Renforcer l’existant…
Concernant les chiffres, il faut avoir à l’esprit qu’environ 100 000 nouveaux jeunes se présentent chaque année sur le marché de l’emploi et viennent grossir le nombre assez important de jeunes non occupés estimés à ce jour à plus d’un million. Au-delà de ce premier constat, force est de reconnaître également que le jeune Malien en quête d’emploi est plus confronté au phénomène du sous-emploi qu’au chômage. Selon un spécialiste « le chômage se définit comme une situation d’un demandeur d’emploi à même d’être actif mais faisant aucune activité lui procurant des revenus nécessaires à sa survie. Quant au sous-emploi, c’est la situation d’un jeune travaillant soit dans un secteur ne répondant pas à son profil (juriste travaillant comme serveur) soit en deçà des heures minimales légales exigées 173,33 heures par mois ». Cet autre aspect de la problématique commande à l’actuel régime de travailler à renforcer les structures en vue d’offrir des emplois durables ; au lieu de s’auto-satisfaire avec des chiffres.
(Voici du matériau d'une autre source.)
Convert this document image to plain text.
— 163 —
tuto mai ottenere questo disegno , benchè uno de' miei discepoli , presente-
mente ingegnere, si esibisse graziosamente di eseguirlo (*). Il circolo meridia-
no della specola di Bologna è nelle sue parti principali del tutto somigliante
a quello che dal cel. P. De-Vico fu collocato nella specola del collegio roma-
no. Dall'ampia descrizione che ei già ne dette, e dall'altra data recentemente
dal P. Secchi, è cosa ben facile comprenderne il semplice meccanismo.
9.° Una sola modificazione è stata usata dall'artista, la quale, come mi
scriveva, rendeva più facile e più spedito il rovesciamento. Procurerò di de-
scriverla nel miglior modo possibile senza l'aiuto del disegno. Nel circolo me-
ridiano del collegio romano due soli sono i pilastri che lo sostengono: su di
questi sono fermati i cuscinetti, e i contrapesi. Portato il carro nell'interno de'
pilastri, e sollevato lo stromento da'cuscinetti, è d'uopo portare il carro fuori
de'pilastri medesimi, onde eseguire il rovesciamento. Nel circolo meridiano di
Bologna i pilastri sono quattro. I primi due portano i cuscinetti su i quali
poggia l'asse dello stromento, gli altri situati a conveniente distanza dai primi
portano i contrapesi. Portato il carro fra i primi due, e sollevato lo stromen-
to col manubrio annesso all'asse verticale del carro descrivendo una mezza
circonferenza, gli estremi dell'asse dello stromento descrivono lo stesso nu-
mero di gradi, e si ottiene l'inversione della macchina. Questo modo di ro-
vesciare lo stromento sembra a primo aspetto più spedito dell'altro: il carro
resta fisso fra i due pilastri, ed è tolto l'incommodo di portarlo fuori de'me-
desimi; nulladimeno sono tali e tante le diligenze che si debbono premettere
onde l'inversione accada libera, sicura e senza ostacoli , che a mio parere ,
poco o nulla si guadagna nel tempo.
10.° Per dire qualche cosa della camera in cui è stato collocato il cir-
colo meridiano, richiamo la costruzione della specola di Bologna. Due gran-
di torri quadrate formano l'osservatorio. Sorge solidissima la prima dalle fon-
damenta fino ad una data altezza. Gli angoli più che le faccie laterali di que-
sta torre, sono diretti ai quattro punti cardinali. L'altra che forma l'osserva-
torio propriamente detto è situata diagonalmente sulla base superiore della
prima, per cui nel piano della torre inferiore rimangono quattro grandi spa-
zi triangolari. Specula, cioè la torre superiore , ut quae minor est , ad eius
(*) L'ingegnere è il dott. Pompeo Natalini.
Les régimes précédents ont déjà posé les premiers jalons. Il s’agit du dispositif APEJ, et du Programme emploi jeune (PEJ), programme quinquennal destiné à la promotion de l’emploi des jeunes. Ces dispositifs peuvent, selon Cheick Soumano, un expert en emploi jeune, être revus pour répondre efficacement aux besoins des jeunes. S’agissant du correctif à apporter au Fonds National pour l’Emploi des Jeunes (FNEJ), destiné au financement des initiatives de création d’emploi au profit des jeunes et doté de plus de 36 milliards F CFA sur la période 2011-2016. Le constat est qu’à cette date, le taux de mobilisation de ce fonds est très faible car atteignant difficilement les 10%. Donc, il y a lieu de revoir le mécanisme de mobilisation de ces fonds, commande l’expert.
Pour ce qui est du deuxième correctif, il devrait concerner la structure APEJ où son ancrage institutionnel doit être revu. De nos jours, elle relève du ministère de l’Emploi et de la Formation professionnelle. Or, la pratique a montré que la question de l’emploi des jeunes est une question essentiellement transversale.
Enfin, le dernier correctif met en avant la mise en place des programmes spéciaux d’insertion au profit de certaines couches défavorisées surtout des jeunes qui ne sont pas scolarisés ou qui sont alphabétisés en arabe. Ceci peut se traduire par la mise en place d’un bon dispositif de l’entrepreneuriat.
Par ailleurs, il faut également une meilleure connaissance du nombre des partants à la retraite pour une bonne lisibilité des besoins en termes de recrutement. À ce niveau, il est à déplorer que le contrôle physique (fait en grande pompe) ait fini en queue de poisson. Enfin, l’Etat doit mieux organiser le secteur informel qui constitue un « dépotoir » où tous les jeunes chômeurs ont trouvé refuge.
L’Etat est interpellé et se doit d’intervenir en toute responsabilité. Autrement, IBK aura fini de convaincre de son incapacité sur cette question, aussi délicate que la sécurisation du pays.